The employer’s Workplace Attire Policy confirmed that the organization was a “professional services agency” and provided that:
Our image is communicated to the public and our clients in part by our employees’ attire…it is our expectation that employees will come to work wearing appropriate and professional attire. Common sense, reasonableness and good judgment should prevail when selecting work attire that is appropriate for the intended activity and in accordance with WorkSafe BC and any other safety considerations.
The employer relied on this policy to tell employees that they could not wear blue jeans or shorts, apart from casual days for charity and when working in the field. Seems straight forward enough? Not so much. The arbitrator relied, in part, on the collective agreement’s corporate humanism clause, which recognized members “control over one’s working life” and the principle that rules imposed by the employer need to be reasonable. In that regard, the reasonableness of the rule has to appropriately balance the employer’s legitimate business interest versus the employees’ personal rights.
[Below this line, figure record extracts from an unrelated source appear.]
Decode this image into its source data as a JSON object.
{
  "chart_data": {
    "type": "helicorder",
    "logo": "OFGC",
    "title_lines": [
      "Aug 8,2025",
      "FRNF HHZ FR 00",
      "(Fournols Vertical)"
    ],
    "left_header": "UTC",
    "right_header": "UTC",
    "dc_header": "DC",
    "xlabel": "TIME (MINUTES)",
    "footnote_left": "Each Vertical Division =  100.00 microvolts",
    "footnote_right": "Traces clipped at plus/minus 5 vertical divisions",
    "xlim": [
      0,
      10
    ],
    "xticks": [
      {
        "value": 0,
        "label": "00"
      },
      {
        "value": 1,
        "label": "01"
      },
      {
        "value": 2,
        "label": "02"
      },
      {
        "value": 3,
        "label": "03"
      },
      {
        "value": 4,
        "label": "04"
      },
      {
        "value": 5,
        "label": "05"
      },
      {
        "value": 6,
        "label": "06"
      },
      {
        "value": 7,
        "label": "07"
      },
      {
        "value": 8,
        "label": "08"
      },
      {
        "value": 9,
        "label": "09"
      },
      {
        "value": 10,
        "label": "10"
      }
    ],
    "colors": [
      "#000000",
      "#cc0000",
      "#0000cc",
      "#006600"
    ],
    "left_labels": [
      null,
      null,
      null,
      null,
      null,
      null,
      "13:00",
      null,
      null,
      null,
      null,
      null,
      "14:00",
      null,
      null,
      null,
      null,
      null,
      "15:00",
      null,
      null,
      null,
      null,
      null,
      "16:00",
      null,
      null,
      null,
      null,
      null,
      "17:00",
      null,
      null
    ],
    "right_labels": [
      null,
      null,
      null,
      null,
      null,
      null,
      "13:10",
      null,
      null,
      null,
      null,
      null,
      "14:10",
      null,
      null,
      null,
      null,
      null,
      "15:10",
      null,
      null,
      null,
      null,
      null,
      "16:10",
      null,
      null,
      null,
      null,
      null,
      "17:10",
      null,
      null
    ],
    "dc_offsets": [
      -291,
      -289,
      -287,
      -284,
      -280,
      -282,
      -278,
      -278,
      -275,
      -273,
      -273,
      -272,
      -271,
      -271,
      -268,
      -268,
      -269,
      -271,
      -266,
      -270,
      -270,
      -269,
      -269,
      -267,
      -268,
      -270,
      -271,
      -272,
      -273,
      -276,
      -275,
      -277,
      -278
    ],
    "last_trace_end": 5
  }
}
The arbitrator referenced earlier jurisprudence in confirming that the employer must demonstrate that the grievor’s appearance has resulted in a threat to its image and consequent financial loss or at the very least that on the balance of probabilities the employee’s appearance threatens its image and therefore threatens a loss in business to the company. Here, the British Columbia Assessment Authority did not present any such evidence – and lost the grievance. Simply put, the arbitrator stated:
The…permanent imposition of a restriction on wearing blue jeans and short pants to the office on non-field trip days is a rule inconsistent with the Workplace Attire Policy because it fetters employee exercise of good judgment. It substitutes manager judgment for employee judgment. There is no objective evidence [that] wearing blue jeans or short pants to the Kelowna office “threatens or has some prejudicial effect” on the employer’s image.
The decision reminds the reader of this being a consistent debate over the decades, with side burns and hair length in the 70s, earrings by male employees in the 80s and facial jewelry such as nose piercings and tattoos in the 90s.
Unionized employers trying to enforce more formal workplace attire should turn their minds to the actual impact of less formal attire and if negative, to accumulate evidence of it.